My mum used to take us to Chalkwell beach in the summer on the train. Three kids - one in the pram, one on a seat on top of the pram and one in the basket underneath. And Paddy the dog of course!

When are you at your happiest?

When I’m writing.

What are you working on now?

My fourth book, the Tilbury Poppies, it’s due out in October this year. My third and fourth novels are set in World War One, in Essex of course.

How do you think Essex has changed since you grew up?

We were tomboys (although I don’t like that word much), so TOWIE was a real eye-opener.

But places like Coalhouse fort haven’t changed much, so it’s nice to take my children there now and remember it when I was a kid.

What is your secret vice?

A hot bubble bath with a glass of prosecco (or G&T), some nice chocolate, and a good book with NO interruptions. I guess it’s not a secret anymore!

If you could only live in one place where would it be?

Leigh on Sea. A crab roll and half a pint of lager on the old harbour on a sunny Sunday afternoon is bliss.

Who do most admire and why?

I admire people, who, against the odds, fight to achieve something important to them. That’s why in my novels I like to go back in time and give someone a chance who might not otherwise have had one.

What is the best piece of advice anyone has ever given you?

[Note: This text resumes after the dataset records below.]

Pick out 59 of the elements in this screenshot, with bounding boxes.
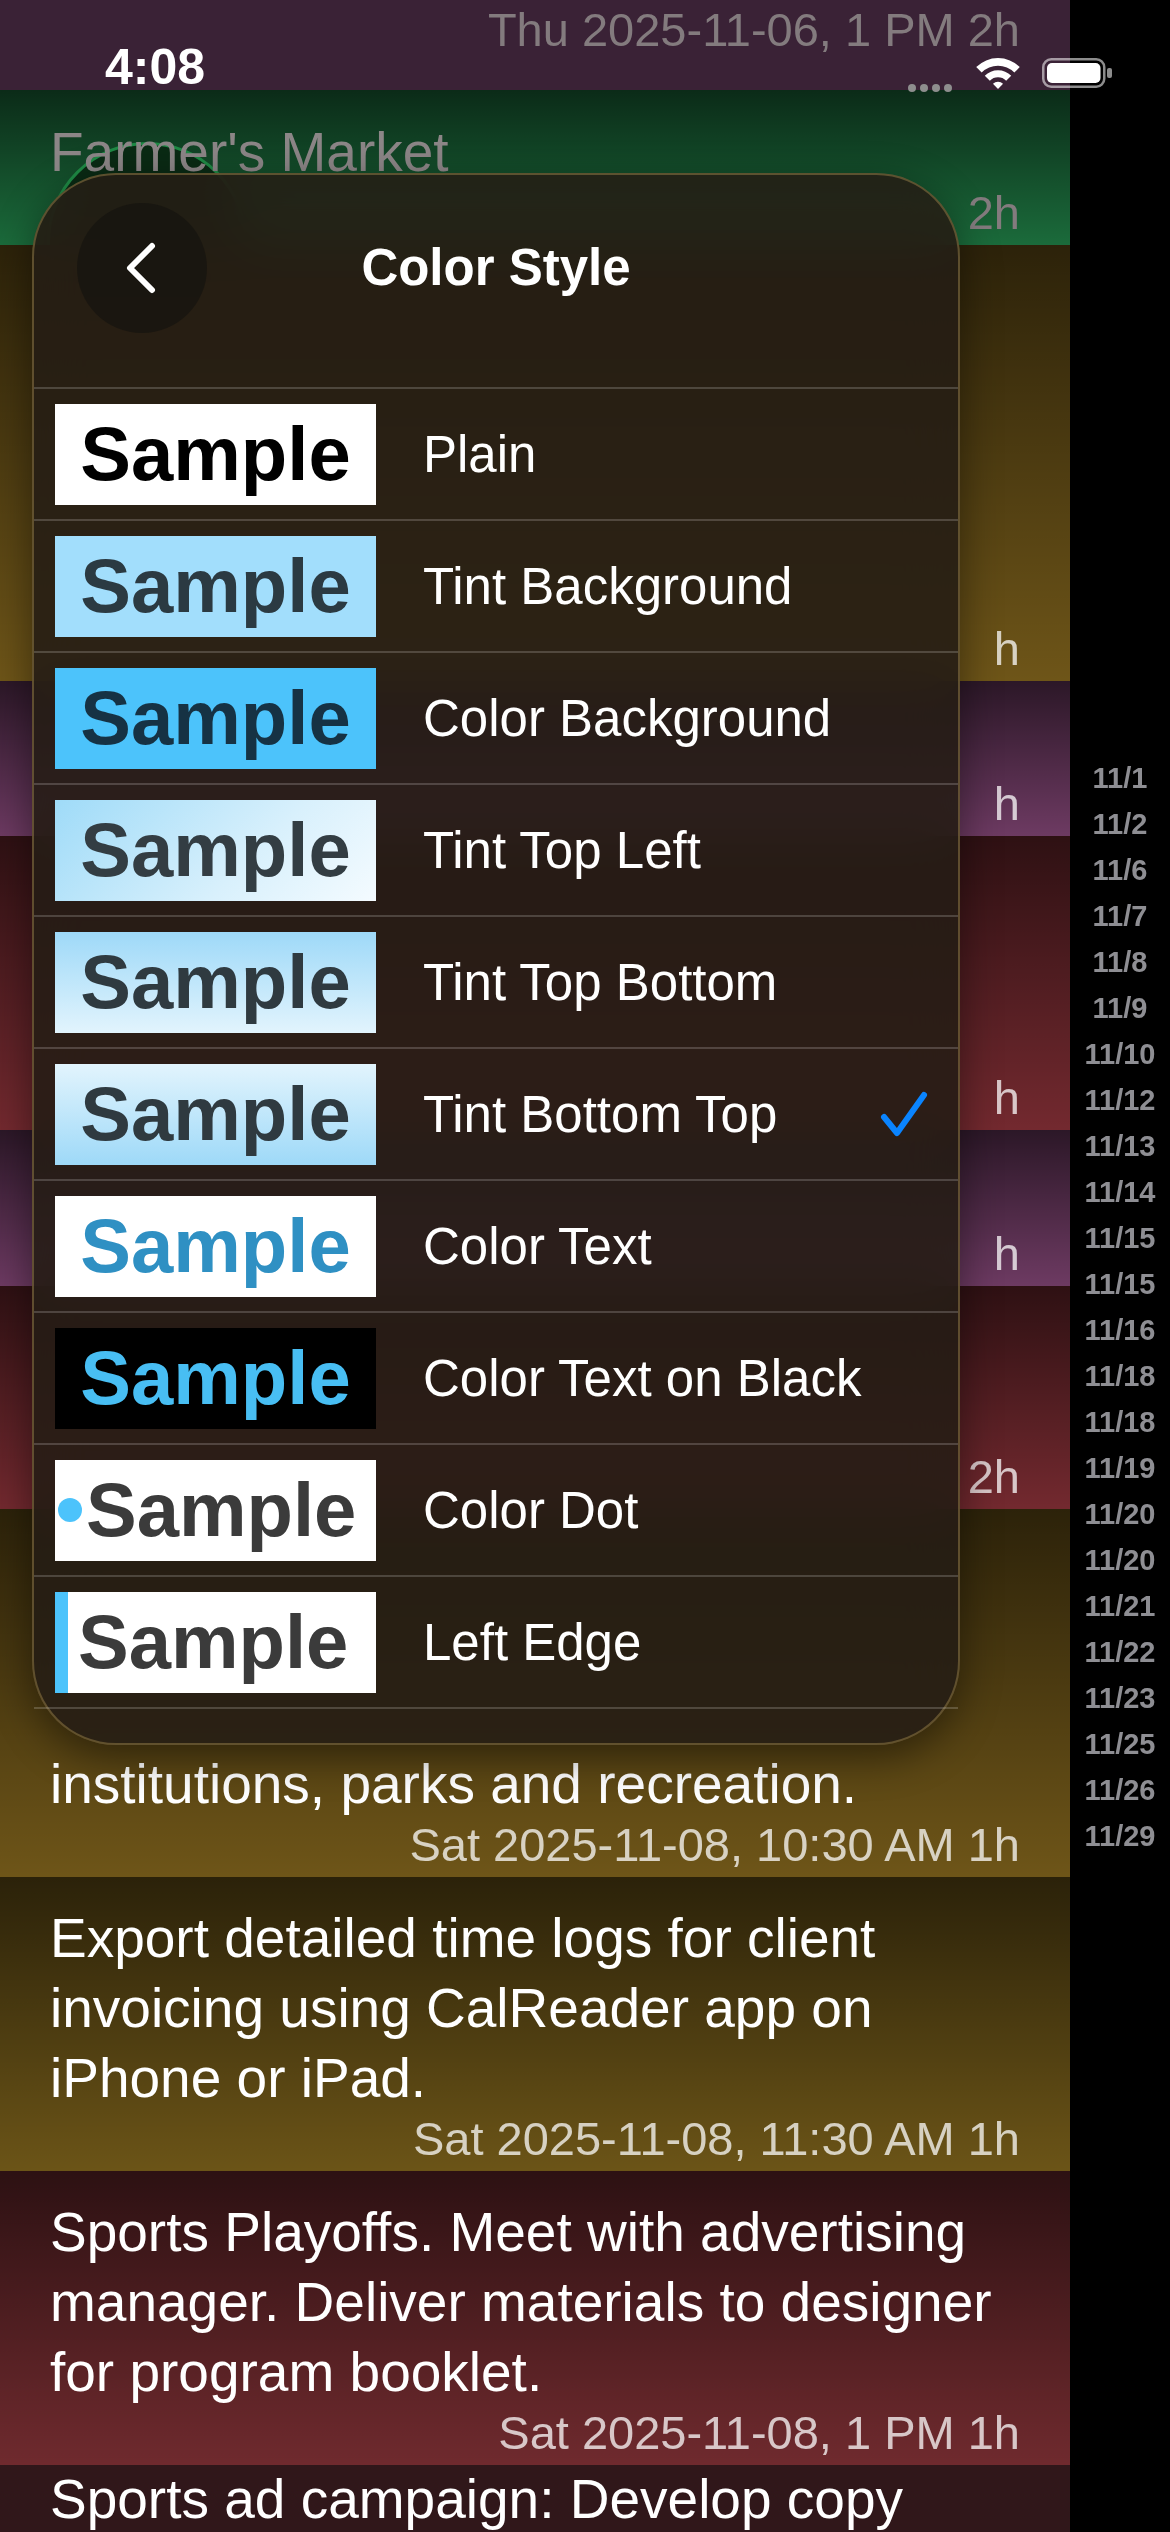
date-index-label[interactable]: 11/26 (1084, 1767, 1156, 1813)
event-title: Sports Playoffs. Meet with advertising manager. Deliver materials to designer for program booklet. (50, 2200, 993, 2405)
battery-icon (1042, 58, 1112, 88)
event-time: Sat 2025-11-08, 1 PM 1h (498, 2407, 1020, 2459)
date-index-label[interactable]: 11/20 (1084, 1491, 1156, 1537)
date-index-label[interactable]: 11/18 (1084, 1399, 1156, 1445)
date-index-label[interactable]: 11/21 (1084, 1583, 1156, 1629)
status-time: 4:08 (105, 44, 206, 90)
date-index-label[interactable]: 11/6 (1092, 847, 1148, 893)
event-time: Thu 2025-11-06, 1 PM 2h (487, 4, 1020, 56)
date-index-label[interactable]: 11/23 (1084, 1675, 1156, 1721)
style-option[interactable]: Sample Tint Background (34, 519, 958, 651)
event-time: 2h (967, 1451, 1020, 1503)
date-index-label[interactable]: 11/10 (1084, 1031, 1156, 1077)
date-index-label[interactable]: 11/22 (1084, 1629, 1156, 1675)
event-title: Sports ad campaign: Develop copy (50, 2469, 904, 2529)
date-index-label[interactable]: 11/2 (1092, 801, 1148, 847)
style-option[interactable]: Sample Tint Top Left (34, 783, 958, 915)
date-index-label[interactable]: 11/16 (1084, 1307, 1156, 1353)
cellular-signal-icon (908, 84, 952, 92)
event-time: 2h (967, 187, 1020, 239)
date-index-label[interactable]: 11/12 (1084, 1077, 1156, 1123)
edge-stripe-icon (55, 1591, 68, 1693)
event-title: Export detailed time logs for client invoicing using CalReader app on iPhone or iPad. (50, 1906, 877, 2111)
style-option[interactable]: Sample Color Dot (34, 1443, 958, 1575)
event-title: institutions, parks and recreation. (50, 1752, 859, 1817)
date-index-label[interactable]: 11/9 (1092, 985, 1148, 1031)
date-index-label[interactable]: 11/8 (1092, 939, 1148, 985)
date-index-label[interactable]: 11/29 (1084, 1813, 1156, 1859)
style-option[interactable]: Sample Color Text on Black (34, 1311, 958, 1443)
date-index-label[interactable]: 11/14 (1084, 1169, 1156, 1215)
event-row[interactable]: Sports ad campaign: Develop copy (0, 2465, 1070, 2532)
date-index-label[interactable]: 11/25 (1084, 1721, 1156, 1767)
date-index-label[interactable]: 11/7 (1092, 893, 1148, 939)
date-index-label[interactable]: 11/18 (1084, 1353, 1156, 1399)
style-option[interactable]: Sample Color Text (34, 1179, 958, 1311)
event-row[interactable]: Sports Playoffs. Meet with advertising manager. Deliver materials to designer for program booklet. Sat 2025-11-08, 1 PM 1h (0, 2171, 1070, 2465)
event-time: Sat 2025-11-08, 10:30 AM 1h (409, 1819, 1020, 1871)
style-option[interactable]: Sample Tint Bottom Top (34, 1047, 958, 1179)
event-time: h (993, 778, 1020, 830)
event-row[interactable]: Export detailed time logs for client invoicing using CalReader app on iPhone or iPad. Sat 2025-11-08, 11:30 AM 1h (0, 1877, 1070, 2171)
checkmark-icon (880, 1091, 928, 1137)
date-index-label[interactable]: 11/19 (1084, 1445, 1156, 1491)
style-option[interactable]: Sample Left Edge (34, 1575, 958, 1707)
date-index-label[interactable]: 11/15 (1084, 1215, 1156, 1261)
date-index-label[interactable]: 11/13 (1084, 1123, 1156, 1169)
event-time: Sat 2025-11-08, 11:30 AM 1h (412, 2113, 1020, 2165)
style-option[interactable]: Sample Plain (34, 387, 958, 519)
event-time: h (993, 623, 1020, 675)
dot-icon (58, 1498, 82, 1522)
date-index-label[interactable]: 11/1 (1092, 755, 1148, 801)
style-option[interactable]: Sample Color Background (34, 651, 958, 783)
wifi-icon (976, 57, 1020, 89)
style-option[interactable]: Sample Tint Top Bottom (34, 915, 958, 1047)
date-index-label[interactable]: 11/15 (1084, 1261, 1156, 1307)
event-time: h (993, 1072, 1020, 1124)
event-time: h (993, 1228, 1020, 1280)
date-index-label[interactable]: 11/20 (1084, 1537, 1156, 1583)
event-row[interactable]: 4:08 Thu 2025-11-06, 1 PM 2h (0, 0, 1070, 90)
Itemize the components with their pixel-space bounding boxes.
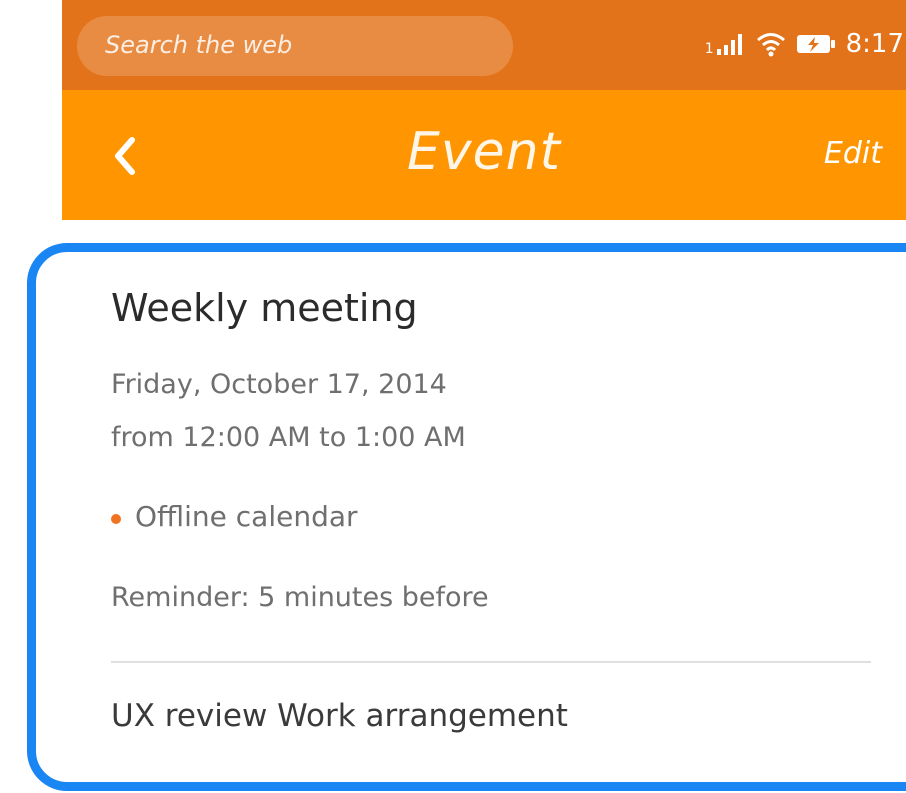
calendar-color-dot	[111, 513, 121, 524]
divider	[111, 661, 871, 663]
event-date: Friday, October 17, 2014	[111, 369, 447, 400]
event-time: from 12:00 AM to 1:00 AM	[111, 422, 466, 453]
status-icons: 1 8:17	[705, 22, 904, 66]
event-title: Weekly meeting	[111, 286, 418, 330]
event-details-card: Weekly meeting Friday, October 17, 2014 …	[27, 243, 906, 791]
signal-icon	[716, 34, 742, 55]
event-detail-screen: Search the web 1 8:17 Event Edit Weekly …	[0, 0, 906, 793]
app-header: Event Edit	[62, 90, 906, 220]
edit-button[interactable]: Edit	[824, 136, 882, 171]
event-description: UX review Work arrangement	[111, 698, 568, 734]
clock: 8:17	[845, 29, 904, 59]
calendar-row: Offline calendar	[111, 500, 358, 533]
event-reminder: Reminder: 5 minutes before	[111, 582, 489, 613]
status-bar: Search the web 1 8:17	[62, 0, 906, 90]
page-title: Event	[407, 122, 561, 182]
search-bar[interactable]: Search the web	[77, 16, 513, 76]
wifi-icon	[756, 33, 785, 57]
battery-charging-icon	[796, 35, 835, 53]
sim-label: 1	[704, 41, 714, 57]
calendar-name: Offline calendar	[135, 500, 358, 533]
search-placeholder: Search the web	[105, 31, 293, 59]
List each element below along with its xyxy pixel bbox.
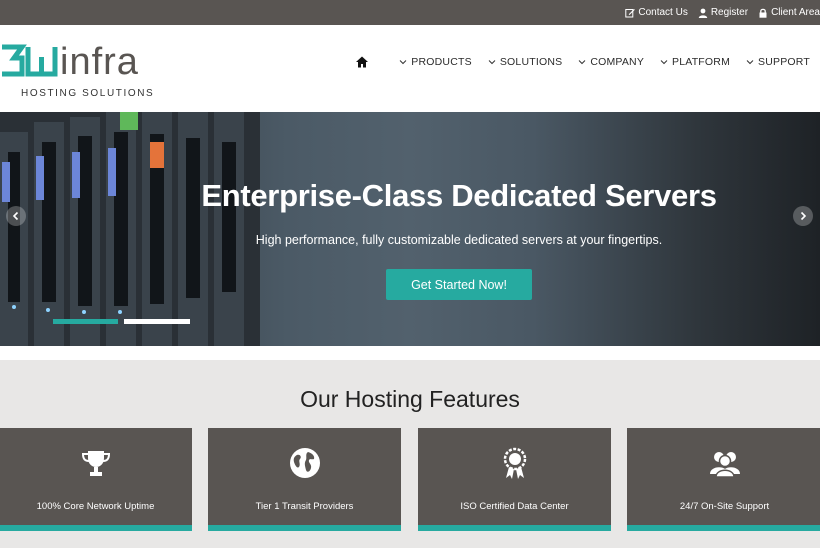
nav-solutions-label: SOLUTIONS bbox=[499, 56, 563, 68]
top-utility-bar: Contact Us Register Client Area bbox=[0, 0, 820, 25]
section-divider bbox=[0, 346, 820, 360]
nav-company[interactable]: COMPANY bbox=[578, 56, 644, 68]
feature-label: 100% Core Network Uptime bbox=[36, 501, 155, 512]
features-title: Our Hosting Features bbox=[300, 386, 520, 412]
trophy-icon bbox=[0, 446, 192, 480]
user-icon bbox=[698, 8, 708, 18]
feature-card-uptime[interactable]: 100% Core Network Uptime bbox=[0, 428, 192, 531]
hero-slider: Enterprise-Class Dedicated Servers High … bbox=[0, 112, 820, 346]
edit-icon bbox=[625, 8, 636, 18]
nav-platform[interactable]: PLATFORM bbox=[660, 56, 730, 68]
client-area-link[interactable]: Client Area bbox=[758, 7, 820, 18]
feature-card-transit[interactable]: Tier 1 Transit Providers bbox=[208, 428, 401, 531]
hero-subtitle: High performance, fully customizable ded… bbox=[255, 233, 663, 247]
slider-dot-2[interactable] bbox=[124, 319, 190, 324]
award-ribbon-icon bbox=[418, 446, 611, 480]
nav-platform-label: PLATFORM bbox=[672, 56, 731, 68]
site-header: infra HOSTING SOLUTIONS PRODUCTS SOLUTIO… bbox=[0, 25, 820, 112]
lock-icon bbox=[758, 8, 768, 18]
feature-label: Tier 1 Transit Providers bbox=[255, 501, 354, 512]
register-link[interactable]: Register bbox=[698, 7, 748, 18]
nav-products-label: PRODUCTS bbox=[411, 56, 472, 68]
chevron-down-icon bbox=[488, 58, 496, 66]
users-icon bbox=[627, 446, 820, 480]
register-label: Register bbox=[710, 7, 749, 18]
logo[interactable]: infra HOSTING SOLUTIONS bbox=[0, 41, 170, 101]
chevron-down-icon bbox=[660, 58, 668, 66]
globe-icon bbox=[208, 446, 401, 480]
feature-label: 24/7 On-Site Support bbox=[679, 501, 770, 512]
main-nav: PRODUCTS SOLUTIONS COMPANY PLATFORM SUPP… bbox=[355, 53, 810, 71]
chevron-down-icon bbox=[746, 58, 754, 66]
feature-card-iso[interactable]: ISO Certified Data Center bbox=[418, 428, 611, 531]
contact-us-label: Contact Us bbox=[638, 7, 688, 18]
feature-label: ISO Certified Data Center bbox=[460, 501, 569, 512]
slider-dot-1[interactable] bbox=[53, 319, 118, 324]
feature-card-support[interactable]: 24/7 On-Site Support bbox=[627, 428, 820, 531]
logo-mark: infra bbox=[2, 41, 139, 81]
nav-solutions[interactable]: SOLUTIONS bbox=[488, 56, 562, 68]
home-icon[interactable] bbox=[355, 55, 369, 69]
features-section: Our Hosting Features 100% Core Network U… bbox=[0, 360, 820, 548]
server-rack-image bbox=[0, 112, 260, 346]
nav-support-label: SUPPORT bbox=[758, 56, 810, 68]
hero-title: Enterprise-Class Dedicated Servers bbox=[201, 178, 717, 213]
chevron-down-icon bbox=[399, 58, 407, 66]
nav-support[interactable]: SUPPORT bbox=[746, 56, 810, 68]
top-links: Contact Us Register Client Area bbox=[615, 0, 820, 25]
logo-tagline: HOSTING SOLUTIONS bbox=[21, 88, 155, 99]
get-started-button[interactable]: Get Started Now! bbox=[386, 269, 532, 300]
contact-us-link[interactable]: Contact Us bbox=[625, 7, 688, 18]
svg-text:infra: infra bbox=[60, 41, 139, 81]
client-area-label: Client Area bbox=[771, 7, 820, 18]
nav-products[interactable]: PRODUCTS bbox=[399, 56, 472, 68]
nav-company-label: COMPANY bbox=[590, 56, 645, 68]
chevron-down-icon bbox=[578, 58, 586, 66]
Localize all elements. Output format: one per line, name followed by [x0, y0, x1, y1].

Don’t say anything to yourself that you wouldn’t say to your best friend. A mindfulness tutor told me that.

Does it feel strange coming back to Essex to do book signings?

No, it’s lovely. I love connecting with local people who remember the times and places I am writing about and Waterstones at Lakeside have been so supportive.

Do you have any writing rituals?

Definitely. I learnt the hard way that I am a planner. I spend months doing research and planning before I write a single word.

What’s your life motto or philosophy you live by?

I try not to beat myself up about trivial stuff. Creativity and adventures can be found in the simplest of things.

How would you sum up the Empire Girls in one sentence?

Against the harsh rules of 1950’s society, a Tilbury girl cast out by her puritanical mother fights to find her way back home.

The Empire Girls by Sue Wilsher is published in paperback by Sphere, £7.99, out now.